The authors compare the discovery rate of true mappings (TPs) across various large language models (LLMs) and a classical text preprocessing pipeline. Results show that the classical preprocessing method achieves a discovery rate close to 1.0, while LLMs exhibit varying performance, with some commercial models performing worse than open-source models. The discovery rate is influenced by both the LLM and the prompt strategy used. The classical text preprocessing pipeline achieves a discovery rate near 1.0 for true mappings, outperforming most LLMs. Commercial LLMs show lower discovery rates for true mappings compared to open-source models. Prompt strategies such as few-shot and self-reflection do not significantly improve or may even reduce the discovery rate of true mappings.

The authors compare the discovery rate of false positives (FPs) across various large language models (LLMs) and a classical text preprocessing pipeline. Results show that commercial API-accessed LLMs generally achieve higher discovery rates for FPs compared to open-source models, and that more complex prompting strategies do not consistently improve performance. The text preprocessing pipeline achieves a discovery rate close to the best-performing LLMs, indicating strong capability for identifying false mappings. Commercial LLMs achieve higher discovery rates for false positives compared to open-source models. Complex prompting strategies do not consistently improve false positive detection performance. The classical text preprocessing pipeline achieves a high discovery rate for false positives, comparable to the best-performing LLMs.

The authors compare the performance of various LLMs and prompt strategies in detecting true mappings (TPs) in ontology matching tasks. Results show that open-source LLMs generally outperform commercial API-accessed models in TP discovery, and that simple prompt strategies can be more effective than complex ones involving few-shot examples or self-reflection. The classical text preprocessing pipeline achieves near-perfect discovery rates across all models and prompts, indicating its reliability as a stable method for identifying TPs. Open-source LLMs achieve higher discovery rates for true mappings compared to commercial API-accessed models. Simple prompt strategies outperform complex ones involving few-shot examples and self-reflection in detecting true mappings. The classical text preprocessing pipeline consistently achieves near-perfect discovery rates across all LLMs and prompt strategies.

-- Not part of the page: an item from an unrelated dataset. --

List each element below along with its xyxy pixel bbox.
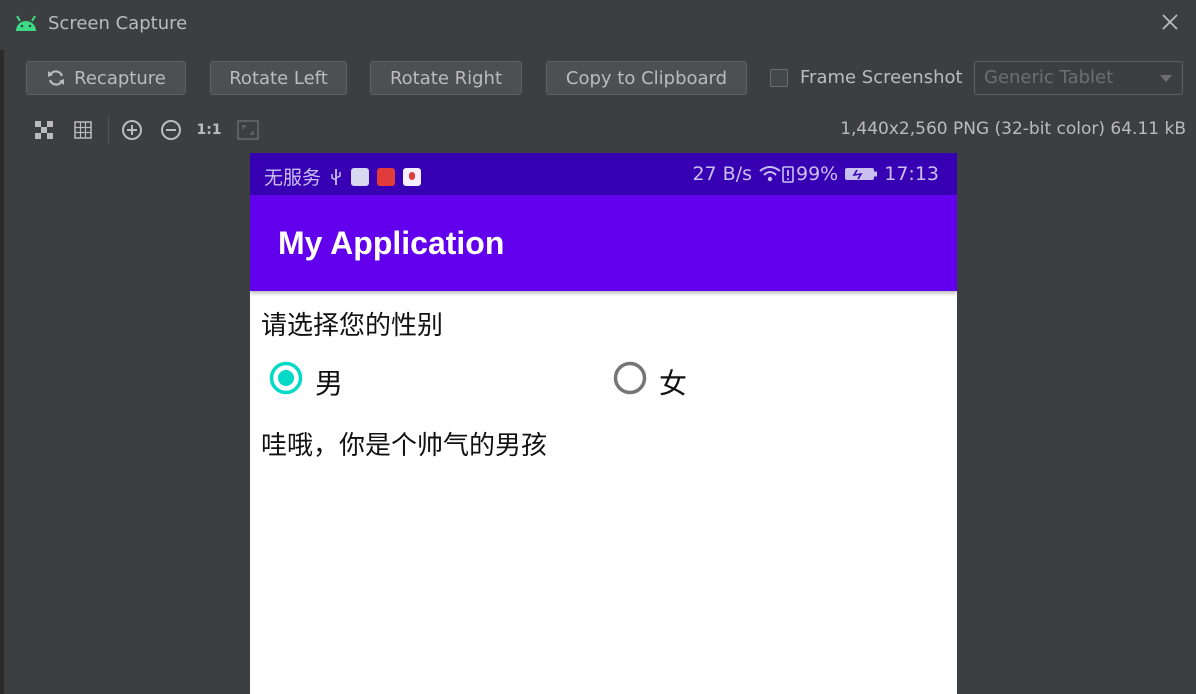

The experiments evaluate the detection of false and true mappings in ontology matching by comparing commercial and open-source large language models alongside various prompt strategies against a classical text preprocessing pipeline. The results indicate that commercial models generally excel at identifying false mappings, while open-source models perform better for true mappings, with complex prompting strategies offering no consistent advantage in either case. Ultimately, the classical preprocessing pipeline demonstrates superior stability and reliability, consistently matching or surpassing the best-performing LLMs across both evaluation tasks.